Le film québécois Rouge sang (2013), écrit et réalisé par Martin Doepner, est disponible depuis le 4 juin en DVD. Le soir du 31 décembre 1799, Espérance (Isabelle Guérard), seule avec ses trois enfants dans une maison isolée, est contrainte d’héberger cinq soldats britanniques (dont le Capitaine joué par Lothaire Bluteau). La soirée commence bien, mais plus le temps passe, plus la tension monte. Les hommes boivent et la mère est de plus en plus sur ses gardes, bouleversée, sous le choc. La nuit sera mouvementée…
Il s’agit d’un drame historique, proche du suspense. L’un des producteurs, Claudio Luca, en parlera comme d’un film qui commence à la Walt Disney et qui évolue vers un thriller à la Hitchcock. On y traite du rapport difficile entre les Canadiens français et les Officiers britanniques ainsi que de la distance de la langue et de la culture. En début de soirée, les Anglais chanteront en s’accompagnant au violon tandis que la mère canadienne-française joue de la cuillère. Ces scènes plus musicales permettent une plus grande harmonie entre les personnages, la parole devenant secondaire. Espérance ne comprend pas un mot d’anglais et seul le Capitaine sur les cinq Britanniques parle un peu français. Plus la nuit avance, plus la paranoïa devient forte au cœur de la jeune femme qui ne peut que supposer, par les intonations des hommes, ce dont ils peuvent parler.

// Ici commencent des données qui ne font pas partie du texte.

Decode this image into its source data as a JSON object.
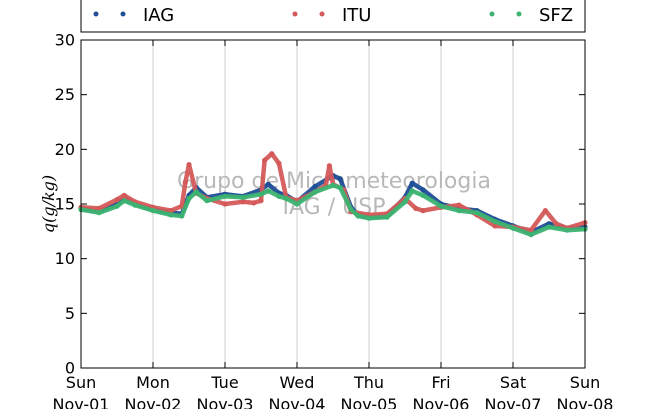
{
  "chart_data": {
    "type": "line",
    "title": "",
    "xlabel": "",
    "ylabel": "q(g/kg)",
    "ylim": [
      0,
      30
    ],
    "yticks": [
      0,
      5,
      10,
      15,
      20,
      25,
      30
    ],
    "xlim": [
      0,
      7
    ],
    "xticks": [
      {
        "day": "Sun",
        "date": "Nov-01"
      },
      {
        "day": "Mon",
        "date": "Nov-02"
      },
      {
        "day": "Tue",
        "date": "Nov-03"
      },
      {
        "day": "Wed",
        "date": "Nov-04"
      },
      {
        "day": "Thu",
        "date": "Nov-05"
      },
      {
        "day": "Fri",
        "date": "Nov-06"
      },
      {
        "day": "Sat",
        "date": "Nov-07"
      },
      {
        "day": "Sun",
        "date": "Nov-08"
      }
    ],
    "grid": "vertical",
    "legend_position": "top",
    "watermark": [
      "Grupo de Micrometeorologia",
      "IAG / USP"
    ],
    "series": [
      {
        "name": "IAG",
        "color": "#1f4e96",
        "x": [
          0,
          0.25,
          0.5,
          0.6,
          0.75,
          1.0,
          1.25,
          1.4,
          1.5,
          1.6,
          1.75,
          2.0,
          2.25,
          2.5,
          2.6,
          2.75,
          2.85,
          3.0,
          3.25,
          3.5,
          3.6,
          3.75,
          3.85,
          4.0,
          4.25,
          4.5,
          4.6,
          4.75,
          5.0,
          5.25,
          5.5,
          5.75,
          6.0,
          6.25,
          6.5,
          6.75,
          7.0
        ],
        "values": [
          14.6,
          14.3,
          15.0,
          15.6,
          15.0,
          14.5,
          14.2,
          14.1,
          15.8,
          16.5,
          15.6,
          15.9,
          15.7,
          16.3,
          16.8,
          16.0,
          15.8,
          15.2,
          16.6,
          17.6,
          17.3,
          14.7,
          14.0,
          13.8,
          13.9,
          15.6,
          16.9,
          16.3,
          15.0,
          14.6,
          14.4,
          13.6,
          13.0,
          12.4,
          13.2,
          12.8,
          12.9
        ]
      },
      {
        "name": "ITU",
        "color": "#d45a5a",
        "x": [
          0,
          0.25,
          0.5,
          0.6,
          0.75,
          1.0,
          1.25,
          1.4,
          1.45,
          1.5,
          1.6,
          1.75,
          2.0,
          2.25,
          2.4,
          2.5,
          2.55,
          2.65,
          2.75,
          2.85,
          3.0,
          3.25,
          3.4,
          3.45,
          3.5,
          3.65,
          3.75,
          4.0,
          4.25,
          4.5,
          4.65,
          4.75,
          5.0,
          5.25,
          5.5,
          5.75,
          6.0,
          6.25,
          6.45,
          6.6,
          6.75,
          7.0
        ],
        "values": [
          14.7,
          14.6,
          15.4,
          15.8,
          15.2,
          14.7,
          14.4,
          14.8,
          17.0,
          18.6,
          16.0,
          15.5,
          15.0,
          15.2,
          15.1,
          15.3,
          19.0,
          19.6,
          18.7,
          15.6,
          15.3,
          16.1,
          16.7,
          18.5,
          16.8,
          16.3,
          14.3,
          14.0,
          14.1,
          15.5,
          14.6,
          14.4,
          14.7,
          14.9,
          14.0,
          13.0,
          12.9,
          12.6,
          14.4,
          13.2,
          12.8,
          13.3
        ]
      },
      {
        "name": "SFZ",
        "color": "#3cb371",
        "x": [
          0,
          0.25,
          0.5,
          0.6,
          0.75,
          1.0,
          1.25,
          1.4,
          1.5,
          1.6,
          1.75,
          2.0,
          2.25,
          2.5,
          2.6,
          2.75,
          2.85,
          3.0,
          3.25,
          3.5,
          3.6,
          3.75,
          3.85,
          4.0,
          4.25,
          4.5,
          4.6,
          4.75,
          5.0,
          5.25,
          5.5,
          5.75,
          6.0,
          6.25,
          6.5,
          6.75,
          7.0
        ],
        "values": [
          14.5,
          14.2,
          14.8,
          15.3,
          14.9,
          14.4,
          14.0,
          13.9,
          15.5,
          16.1,
          15.3,
          15.7,
          15.6,
          15.9,
          16.2,
          15.7,
          15.5,
          15.0,
          16.1,
          16.7,
          16.5,
          14.5,
          13.9,
          13.7,
          13.8,
          15.2,
          16.2,
          15.8,
          14.8,
          14.4,
          14.2,
          13.4,
          12.8,
          12.2,
          12.9,
          12.6,
          12.7
        ]
      }
    ]
  }
}
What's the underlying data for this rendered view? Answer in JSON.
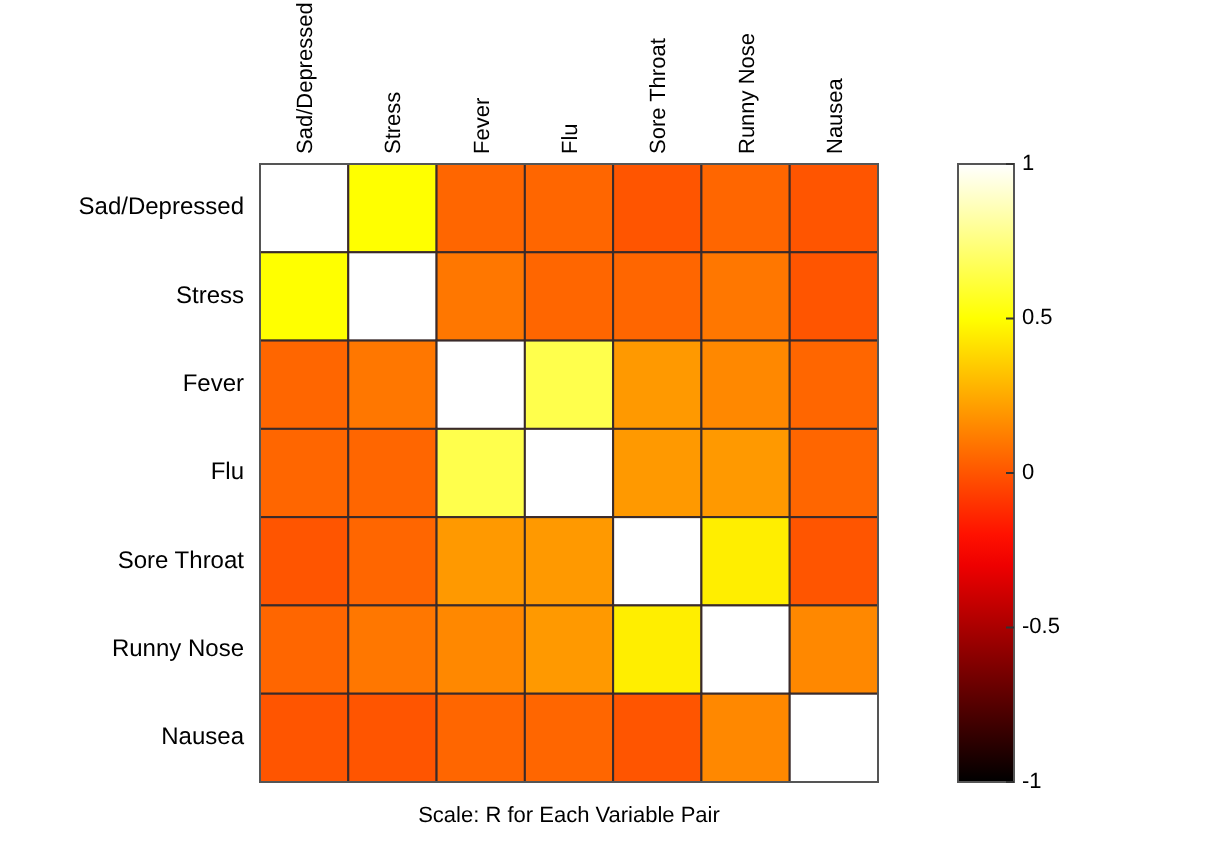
{
  "chart_data": {
    "type": "heatmap",
    "xlabel": "Scale: R for Each Variable Pair",
    "categories": [
      "Sad/Depressed",
      "Stress",
      "Fever",
      "Flu",
      "Sore Throat",
      "Runny Nose",
      "Nausea"
    ],
    "y_categories": [
      "Sad/Depressed",
      "Stress",
      "Fever",
      "Flu",
      "Sore Throat",
      "Runny Nose",
      "Nausea"
    ],
    "cells": [
      [
        1,
        0.5,
        0.05,
        0.05,
        0,
        0.05,
        0
      ],
      [
        0.5,
        1,
        0.1,
        0.05,
        0.05,
        0.1,
        0
      ],
      [
        0.05,
        0.1,
        1,
        0.65,
        0.2,
        0.15,
        0.05
      ],
      [
        0.05,
        0.05,
        0.65,
        1,
        0.2,
        0.2,
        0.05
      ],
      [
        0,
        0.05,
        0.2,
        0.2,
        1,
        0.45,
        0
      ],
      [
        0.05,
        0.1,
        0.15,
        0.2,
        0.45,
        1,
        0.15
      ],
      [
        0,
        0,
        0.05,
        0.05,
        0,
        0.15,
        1
      ]
    ],
    "clim": [
      -1,
      1
    ],
    "cticks": [
      -1,
      -0.5,
      0,
      0.5,
      1
    ]
  }
}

L’histoire se déroule sur 24 heures dans un semi-huis clos. La majorité des scènes ont lieu dans la maison de trois pièces, les autres sont tournées dans le bois environnant. (Il n’est d’ailleurs pas facile de tourner en extérieur. À la première journée de tournage, il faisait moins 25 °Celcius et, une semaine plus tard, plus 10. L’équipe de réalisation a dû compenser avec quelques effets visuels au moment du montage.) Il est rare maintenant de voir un tel type de tournage, plutôt minimaliste, mais il faut dire que le jeu des acteurs est suffisant pour que le spectateur n’ait pas le temps de s’ennuyer. La distribution est également restreinte : cinq soldats britanniques, une famille (le père, la mère et leurs trois enfants) ainsi que deux ou trois figurants. Isabelle Guérard rend très bien l’inquiétude et la folie qui envahit peu à peu son personnage. L’actrice, dans le documentaire d’accompagnement sur le DVD, compare Espérance à « une louve qui subit un choc et qui réagit à ce choc-là ». Aussi, par la thématique de la vengeance et par ce besoin de protéger ceux qu’on aime, le film reste actuel bien qu’il se déroule en 1799.
Petit fait intéressant pour les amateurs d’art. Nathalie Moliavko-Visotzky, directrice de la photographie, devait travailler avec un éclairage à la chandelle afin de cadrer avec l’époque. Elle confiait, dans le documentaire, que le réalisateur lui avait montré plusieurs tableaux du 17e siècle afin de l’inspirer : des œuvres de Georges de la Tour, d’autres de Rembrandt et de Vermeer. Mais ce sont celles du Caravage qui l’ont le plus marquée par leurs personnages inquiets.
Rouge sang est un bon film, surprenant, différent. Et le jeu d’Isabelle Guérard est fantastique!